Our two countries share many features. We are both Atlantic nations. We are both on the periphery of Europe. And we have both been formed by the role the sea has played in our development.

If managed properly, the sea will provide a sustainable treasure haven for future generations. Sustainable management requires cooperation, and at the conference at the National Maritime College in Cork on Wednesday we will explore joint strategies on how to manage the oceans, our common heritage.

Our two countries have cultures and traditions that date back to times immemorial, but neither gained independence until the early 20th century. This fact may explain why we both attach great importance to multilateral cooperation. Ireland´s and Norway’s commitment to the UN manifests itself in a number of ways — in committing troops to peacekeeping operations, in supporting UN development programmes, and in participating actively in the work of the Security Council of which both countries were members in 2001–2002.

I would like to emphasise that we both share a deep commitment to promoting peace around the world. And because our experiences differ, we have all the more to learn from each other in this area. Norway gained its independence from Sweden without going to war. The result of the efforts to end the violent conflict on this island demonstrates what can be achieved with patience, determination and tolerance.

The endeavours you and your husband have undertaken to build bridges between the two communities on this island are an example for all to follow.

In the early medieval period, Ireland was known as the land of saints and scholars, a country where culture was given pride of place — and not only among the elite. Irish folk culture has survived through generations, and continues to capture the world’s imagination. The spectacular success of Riverdance is a prime example. Irish folk music has a strong standing in Norway, and the increasing contacts between musicians in our two countries in recent years are providing mutual inspiration.

Literature is another field where mutual influence has been strong. I understand that the Norwegian national movement of the late 19th century and the establishment of the Norwegian National Theatre served as inspiration to the Irish national movement and for the establishment of the Abbey Theatre. James Joyce, the giant of 20th century modernism, taught himself Norwegian in order to read Ibsen in the original. This was truly an admirable feat. However, I assure you that it is not necessary in order to appreciate the subtleties of the writer who has been called the father of modern drama.

Tomorrow the Queen will attend the opening of the exhibition “Portraits of Ibsen” at the National Library of Ireland to mark the centenary of his death. This occasion coincides with the centenary of another icon of modern drama, your own Samuel Beckett, and with a major exhibition on another of your Nobel laureates, William Butler Yeats. All of these writers were influenced by Ibsen, and they, in turn, have influenced new generations of writers all over the world.

Both our countries have stepped out of a history of poverty. According to UN statistics, Ireland and Norway rank among the economically most successful countries in the world today. Especially during the past decade, Ireland’s economic development has been impressive. Norway made a similar leap after oil was discovered on the Norwegian continental shelf. Today, oil is our main export to Ireland.
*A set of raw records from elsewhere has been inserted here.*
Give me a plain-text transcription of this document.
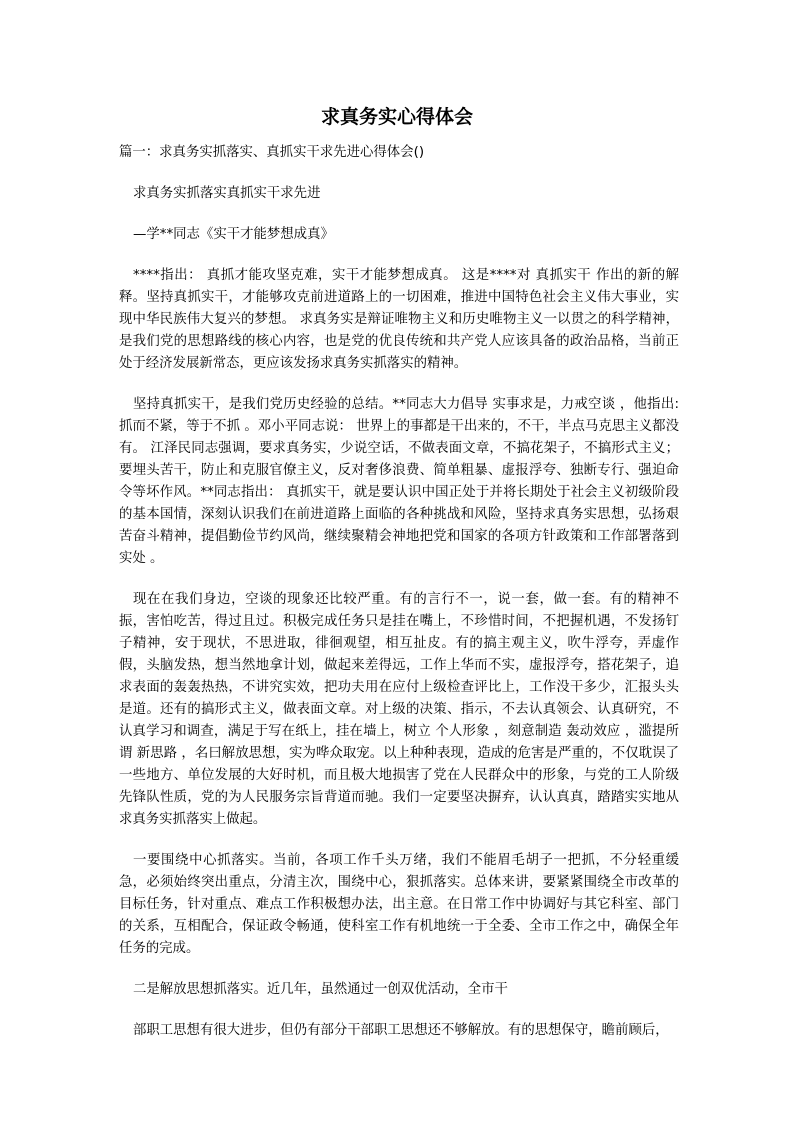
求真务实心得体会

篇一：求真务实抓落实、真抓实干求先进心得体会()

求真务实抓落实真抓实干求先进

—学**同志《实干才能梦想成真》

****指出： 真抓才能攻坚克难，实干才能梦想成真。 这是****对 真抓实干 作出的新的解释。坚持真抓实干，才能够攻克前进道路上的一切困难，推进中国特色社会主义伟大事业，实现中华民族伟大复兴的梦想。 求真务实是辩证唯物主义和历史唯物主义一以贯之的科学精神，是我们党的思想路线的核心内容，也是党的优良传统和共产党人应该具备的政治品格，当前正处于经济发展新常态，更应该发扬求真务实抓落实的精神。

坚持真抓实干，是我们党历史经验的总结。**同志大力倡导 实事求是，力戒空谈 ，他指出: 抓而不紧，等于不抓 。邓小平同志说： 世界上的事都是干出来的，不干，半点马克思主义都没有。 江泽民同志强调，要求真务实，少说空话，不做表面文章，不搞花架子，不搞形式主义；要埋头苦干，防止和克服官僚主义，反对奢侈浪费、简单粗暴、虚报浮夸、独断专行、强迫命令等坏作风。**同志指出： 真抓实干，就是要认识中国正处于并将长期处于社会主义初级阶段的基本国情，深刻认识我们在前进道路上面临的各种挑战和风险，坚持求真务实思想，弘扬艰苦奋斗精神，提倡勤俭节约风尚，继续聚精会神地把党和国家的各项方针政策和工作部署落到实处 。

现在在我们身边，空谈的现象还比较严重。有的言行不一，说一套，做一套。有的精神不振，害怕吃苦，得过且过。积极完成任务只是挂在嘴上，不珍惜时间，不把握机遇，不发扬钉子精神，安于现状，不思进取，徘徊观望，相互扯皮。有的搞主观主义，吹牛浮夸，弄虚作假，头脑发热，想当然地拿计划，做起来差得远，工作上华而不实，虚报浮夸，搭花架子，追求表面的轰轰热热，不讲究实效，把功夫用在应付上级检查评比上，工作没干多少，汇报头头是道。还有的搞形式主义，做表面文章。对上级的决策、指示，不去认真领会、认真研究，不认真学习和调查，满足于写在纸上，挂在墙上，树立 个人形象 ，刻意制造 轰动效应 ，滥提所谓 新思路 ，名曰解放思想，实为哗众取宠。以上种种表现，造成的危害是严重的，不仅耽误了一些地方、单位发展的大好时机，而且极大地损害了党在人民群众中的形象，与党的工人阶级先锋队性质，党的为人民服务宗旨背道而驰。我们一定要坚决摒弃，认认真真，踏踏实实地从求真务实抓落实上做起。

一要围绕中心抓落实。当前，各项工作千头万绪，我们不能眉毛胡子一把抓，不分轻重缓急，必须始终突出重点，分清主次，围绕中心，狠抓落实。总体来讲，要紧紧围绕全市改革的目标任务，针对重点、难点工作积极想办法，出主意。在日常工作中协调好与其它科室、部门的关系，互相配合，保证政令畅通，使科室工作有机地统一于全委、全市工作之中，确保全年任务的完成。

二是解放思想抓落实。近几年，虽然通过一创双优活动，全市干

部职工思想有很大进步，但仍有部分干部职工思想还不够解放。有的思想保守，瞻前顾后，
Norway is, in fact, the world’s third largest exporter of oil and gas and stands out as a secure and reliable supplier of energy.

It is my hope that this visit will spark an eagerness to learn more about one another and to increase contact and exchanges between our two countries. Increasing numbers of Irish tourists are visiting Norway, and I am particularly pleased that the interest in skiing appears to be on the rise in Ireland. Your country has long been a popular destination for Norwegians. I understand that more than 60 000 are expected to visit Ireland this year, a number that may increase when the Queen and I tell about our visit to your beautiful and friendly country.

I would like to conclude by inviting you to join me in a toast to President Mary McAleese, to Dr Martin McAleese, to the people of Ireland and to the friendship between our two countries.